30 March 2012

Desserts


Ginger Snaps! (perc goddess of Ginger Platoon)

Ingredients
2 cups of Oat Flour
1/4 cup unsweetened Applesauce
1/2 cup Splenda
2 Tbsp. Brown Sugar substitute
2 Tsp Water
1 tsp Vanilla extract
1 1/2 tsp ground Ginger
1 tsp. Cinnamon
1/4 tsp. Nutmeg
1/4 tsp. Ground Cloves

Instructions
Preheat the Oven to 300 Degrees.
Mix Applesauce, Splenda and Brown Sugar Substitute in a large bowl.
Add Water and spices and mix well.
Gradually add flour to bowl and mix to a stiff ball. Form into small
balls and place on greased cookie sheet at least 1 inch apart.
Bake for 20 minutes. Check frequently so the dont burn as cooking
time depends on your oven.
Final Comments
After 5 minutes of cooking, you can press cookes down in a criss cross manner. This is not necessary but if you dont press them down the wil look like the ones you buy in a store box.)
Makes 20-24 cookies.
Pre-Workout Cookie (Sally K.--Provida) ** These are really good! I love them!!

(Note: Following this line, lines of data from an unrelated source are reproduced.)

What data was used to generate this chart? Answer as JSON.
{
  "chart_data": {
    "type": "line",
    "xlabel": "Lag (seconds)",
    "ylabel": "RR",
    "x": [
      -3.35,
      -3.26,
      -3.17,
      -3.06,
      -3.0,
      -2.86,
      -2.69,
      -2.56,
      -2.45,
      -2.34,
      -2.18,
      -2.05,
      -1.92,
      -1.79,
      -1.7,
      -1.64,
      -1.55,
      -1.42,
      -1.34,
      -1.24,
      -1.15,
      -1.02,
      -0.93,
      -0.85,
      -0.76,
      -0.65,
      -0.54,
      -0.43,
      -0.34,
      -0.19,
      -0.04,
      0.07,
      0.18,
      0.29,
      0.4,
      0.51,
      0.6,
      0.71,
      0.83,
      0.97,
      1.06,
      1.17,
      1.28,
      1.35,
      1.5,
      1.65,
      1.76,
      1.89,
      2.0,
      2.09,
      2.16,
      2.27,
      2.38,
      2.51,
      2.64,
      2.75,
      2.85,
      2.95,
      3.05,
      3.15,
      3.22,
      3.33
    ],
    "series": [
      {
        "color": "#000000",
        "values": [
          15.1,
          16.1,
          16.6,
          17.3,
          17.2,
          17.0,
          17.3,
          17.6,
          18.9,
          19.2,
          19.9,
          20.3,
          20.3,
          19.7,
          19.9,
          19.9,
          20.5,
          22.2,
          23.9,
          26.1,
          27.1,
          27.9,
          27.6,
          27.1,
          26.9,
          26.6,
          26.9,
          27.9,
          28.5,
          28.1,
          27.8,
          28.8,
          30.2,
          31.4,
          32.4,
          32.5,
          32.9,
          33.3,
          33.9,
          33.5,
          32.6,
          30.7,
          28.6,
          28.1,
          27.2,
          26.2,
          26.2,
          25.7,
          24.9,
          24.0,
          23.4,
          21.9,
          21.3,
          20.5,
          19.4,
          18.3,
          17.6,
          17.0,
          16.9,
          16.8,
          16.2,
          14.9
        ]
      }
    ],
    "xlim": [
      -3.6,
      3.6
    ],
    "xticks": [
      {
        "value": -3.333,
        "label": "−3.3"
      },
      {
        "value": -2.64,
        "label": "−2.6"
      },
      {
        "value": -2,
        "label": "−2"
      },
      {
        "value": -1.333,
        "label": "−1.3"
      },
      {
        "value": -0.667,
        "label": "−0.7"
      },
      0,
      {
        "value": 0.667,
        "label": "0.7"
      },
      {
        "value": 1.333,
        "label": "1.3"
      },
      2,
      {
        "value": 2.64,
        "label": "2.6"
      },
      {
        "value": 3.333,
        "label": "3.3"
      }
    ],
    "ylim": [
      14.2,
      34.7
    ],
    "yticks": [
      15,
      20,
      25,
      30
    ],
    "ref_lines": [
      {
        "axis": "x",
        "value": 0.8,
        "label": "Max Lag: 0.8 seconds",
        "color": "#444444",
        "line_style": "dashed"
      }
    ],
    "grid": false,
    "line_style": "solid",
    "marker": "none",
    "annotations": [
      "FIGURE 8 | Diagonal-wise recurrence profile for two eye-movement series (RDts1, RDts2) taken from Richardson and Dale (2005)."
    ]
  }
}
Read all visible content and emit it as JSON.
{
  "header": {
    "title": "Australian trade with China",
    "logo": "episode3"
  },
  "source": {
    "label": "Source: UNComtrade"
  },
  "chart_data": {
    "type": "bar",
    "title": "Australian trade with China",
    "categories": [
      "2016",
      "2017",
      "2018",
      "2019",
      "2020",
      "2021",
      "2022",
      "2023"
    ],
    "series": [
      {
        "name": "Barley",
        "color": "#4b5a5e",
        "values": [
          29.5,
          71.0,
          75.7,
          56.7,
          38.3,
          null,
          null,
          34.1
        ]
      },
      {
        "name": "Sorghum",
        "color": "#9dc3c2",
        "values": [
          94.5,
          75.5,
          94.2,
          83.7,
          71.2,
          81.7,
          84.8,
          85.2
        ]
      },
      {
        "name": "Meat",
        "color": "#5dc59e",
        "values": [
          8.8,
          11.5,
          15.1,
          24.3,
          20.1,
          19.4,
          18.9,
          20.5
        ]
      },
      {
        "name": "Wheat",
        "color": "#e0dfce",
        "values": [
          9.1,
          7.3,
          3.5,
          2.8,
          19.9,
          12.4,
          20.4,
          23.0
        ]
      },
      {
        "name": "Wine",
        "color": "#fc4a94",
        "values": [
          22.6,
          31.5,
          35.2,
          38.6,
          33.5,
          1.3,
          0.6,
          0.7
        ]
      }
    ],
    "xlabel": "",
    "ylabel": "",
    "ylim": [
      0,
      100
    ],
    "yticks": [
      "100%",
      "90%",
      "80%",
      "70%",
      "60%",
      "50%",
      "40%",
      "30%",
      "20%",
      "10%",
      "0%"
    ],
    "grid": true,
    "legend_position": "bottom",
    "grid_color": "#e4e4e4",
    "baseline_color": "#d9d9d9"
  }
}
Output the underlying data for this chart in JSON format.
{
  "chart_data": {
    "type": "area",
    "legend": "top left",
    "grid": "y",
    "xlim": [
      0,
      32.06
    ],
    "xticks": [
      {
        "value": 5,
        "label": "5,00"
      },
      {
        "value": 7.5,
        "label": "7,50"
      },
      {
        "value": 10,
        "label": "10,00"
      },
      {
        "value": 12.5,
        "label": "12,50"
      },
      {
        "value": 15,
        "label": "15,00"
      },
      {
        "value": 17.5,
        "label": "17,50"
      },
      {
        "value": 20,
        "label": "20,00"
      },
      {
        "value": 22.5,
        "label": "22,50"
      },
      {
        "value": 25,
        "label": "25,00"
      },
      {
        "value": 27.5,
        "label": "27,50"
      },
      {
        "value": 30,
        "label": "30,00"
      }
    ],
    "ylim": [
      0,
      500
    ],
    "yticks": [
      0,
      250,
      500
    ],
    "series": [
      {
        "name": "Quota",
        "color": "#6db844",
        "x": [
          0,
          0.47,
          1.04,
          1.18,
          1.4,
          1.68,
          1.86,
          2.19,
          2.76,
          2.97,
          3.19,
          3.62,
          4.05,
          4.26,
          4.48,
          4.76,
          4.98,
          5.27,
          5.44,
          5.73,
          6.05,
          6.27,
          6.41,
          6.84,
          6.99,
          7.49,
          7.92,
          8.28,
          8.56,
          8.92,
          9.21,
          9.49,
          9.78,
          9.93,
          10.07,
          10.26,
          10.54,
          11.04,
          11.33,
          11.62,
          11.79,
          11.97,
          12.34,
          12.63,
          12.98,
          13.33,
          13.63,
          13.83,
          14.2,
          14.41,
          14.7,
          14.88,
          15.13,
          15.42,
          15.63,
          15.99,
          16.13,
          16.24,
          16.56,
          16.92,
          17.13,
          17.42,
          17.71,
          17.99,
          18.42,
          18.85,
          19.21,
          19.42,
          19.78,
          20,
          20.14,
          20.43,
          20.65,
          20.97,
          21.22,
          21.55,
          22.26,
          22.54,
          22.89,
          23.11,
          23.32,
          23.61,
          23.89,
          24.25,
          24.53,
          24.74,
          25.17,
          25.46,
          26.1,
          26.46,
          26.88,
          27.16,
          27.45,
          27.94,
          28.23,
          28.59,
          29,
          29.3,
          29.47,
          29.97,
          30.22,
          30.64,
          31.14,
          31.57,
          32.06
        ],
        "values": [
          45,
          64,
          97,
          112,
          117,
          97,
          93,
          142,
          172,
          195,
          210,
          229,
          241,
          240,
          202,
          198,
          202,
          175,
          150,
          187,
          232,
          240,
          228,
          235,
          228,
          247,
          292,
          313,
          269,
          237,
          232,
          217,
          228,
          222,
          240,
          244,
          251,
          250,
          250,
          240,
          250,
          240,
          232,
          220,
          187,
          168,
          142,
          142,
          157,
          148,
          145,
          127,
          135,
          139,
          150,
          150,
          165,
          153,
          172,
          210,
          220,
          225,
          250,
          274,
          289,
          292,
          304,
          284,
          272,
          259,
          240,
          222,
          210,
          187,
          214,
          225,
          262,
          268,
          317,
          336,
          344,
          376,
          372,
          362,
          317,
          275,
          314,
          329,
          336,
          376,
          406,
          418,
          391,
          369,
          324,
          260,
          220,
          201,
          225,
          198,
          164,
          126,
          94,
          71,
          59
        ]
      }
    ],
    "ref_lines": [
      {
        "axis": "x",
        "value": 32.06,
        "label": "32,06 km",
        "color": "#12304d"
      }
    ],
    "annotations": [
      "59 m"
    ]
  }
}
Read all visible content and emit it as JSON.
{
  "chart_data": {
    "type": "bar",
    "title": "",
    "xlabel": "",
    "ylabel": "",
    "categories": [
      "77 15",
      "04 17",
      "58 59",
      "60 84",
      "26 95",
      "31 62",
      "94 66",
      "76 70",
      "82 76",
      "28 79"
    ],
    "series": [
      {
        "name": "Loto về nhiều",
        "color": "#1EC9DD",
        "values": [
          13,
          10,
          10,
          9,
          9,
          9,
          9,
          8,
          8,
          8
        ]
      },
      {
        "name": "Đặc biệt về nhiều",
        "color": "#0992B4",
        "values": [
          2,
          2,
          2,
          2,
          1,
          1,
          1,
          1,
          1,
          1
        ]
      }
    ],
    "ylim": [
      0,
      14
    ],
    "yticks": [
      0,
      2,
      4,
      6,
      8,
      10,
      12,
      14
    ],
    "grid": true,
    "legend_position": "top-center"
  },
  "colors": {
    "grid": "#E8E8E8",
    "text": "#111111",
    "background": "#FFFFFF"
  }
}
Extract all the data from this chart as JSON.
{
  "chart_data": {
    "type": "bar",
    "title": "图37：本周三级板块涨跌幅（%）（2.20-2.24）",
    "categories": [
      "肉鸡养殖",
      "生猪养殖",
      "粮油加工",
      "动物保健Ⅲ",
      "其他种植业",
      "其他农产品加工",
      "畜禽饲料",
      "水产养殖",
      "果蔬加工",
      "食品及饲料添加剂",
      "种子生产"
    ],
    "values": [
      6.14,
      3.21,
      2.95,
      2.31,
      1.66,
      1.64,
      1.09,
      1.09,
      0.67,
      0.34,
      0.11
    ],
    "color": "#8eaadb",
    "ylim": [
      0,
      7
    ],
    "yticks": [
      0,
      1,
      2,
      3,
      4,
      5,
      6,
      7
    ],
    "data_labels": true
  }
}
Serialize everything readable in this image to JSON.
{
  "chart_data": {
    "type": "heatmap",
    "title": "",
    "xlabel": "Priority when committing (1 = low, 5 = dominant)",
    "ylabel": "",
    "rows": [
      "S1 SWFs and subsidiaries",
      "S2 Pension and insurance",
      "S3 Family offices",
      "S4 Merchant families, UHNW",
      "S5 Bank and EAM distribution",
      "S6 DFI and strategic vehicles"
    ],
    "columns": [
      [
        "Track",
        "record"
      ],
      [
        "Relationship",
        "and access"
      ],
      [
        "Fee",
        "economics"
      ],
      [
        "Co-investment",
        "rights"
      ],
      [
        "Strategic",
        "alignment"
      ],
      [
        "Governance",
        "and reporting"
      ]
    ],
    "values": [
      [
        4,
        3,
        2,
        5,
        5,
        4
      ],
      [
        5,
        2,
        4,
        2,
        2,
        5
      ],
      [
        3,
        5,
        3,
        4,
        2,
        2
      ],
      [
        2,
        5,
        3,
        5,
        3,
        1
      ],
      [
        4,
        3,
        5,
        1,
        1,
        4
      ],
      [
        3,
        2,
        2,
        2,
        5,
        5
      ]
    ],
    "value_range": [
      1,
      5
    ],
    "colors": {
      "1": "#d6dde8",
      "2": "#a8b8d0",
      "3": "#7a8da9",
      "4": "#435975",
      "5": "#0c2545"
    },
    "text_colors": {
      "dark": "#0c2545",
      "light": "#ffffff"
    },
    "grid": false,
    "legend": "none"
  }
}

This recipe can be doubled. Or make bigger batches and freeze in
individual servings.

Ingredients
1 banana
vanilla and/or other flavor extracts
1/2 cup oatmeal (not quick cooking)

Instructions
Mix flavoring With banana. Mash will. add oatmeal and mix
thoroughly.
Make 4 balls Place Balls on parchment paper and flatten.
Bake at 325 degrees for about 20 minutes.
Strawberry-Raspberry Sorbet (gabbiee04)

1/3 Cup of Water
3 TBLS of Splenda
½ tsp Lemon Juice
6 oz Raspberries (fresh)
1 lb Strawberries (fresh)

In a small saucepan, combine water, Splenda and lemon juice. Bring to a boil over med heat; boil 1 minute. You should have about ¼ cup of liquid after you boil. Cool to room temperature, about 15 minutes.
Roughly cut up strawberries put in food processor with raspberries and puree. Press through sieve to remove seeds. Add Splenda mixture and process until blended.
I measured it into small custard cups in 2 ¼ ounce servings*, put plastic wrap on them and put them in the freezer till frozen 2-4 hours. Made approx 6 servings
You could actually omit the water and Splenda in this recipe if your body doesn’t do well on Splenda. Just puree the fruit with lemon juice if desired and measure it into cups and freeze like above.

* Side Note; I measured out ½ Cup of the fruit roughly chopped and processed it and after it was processed it equaled = 2 ¼ ounces.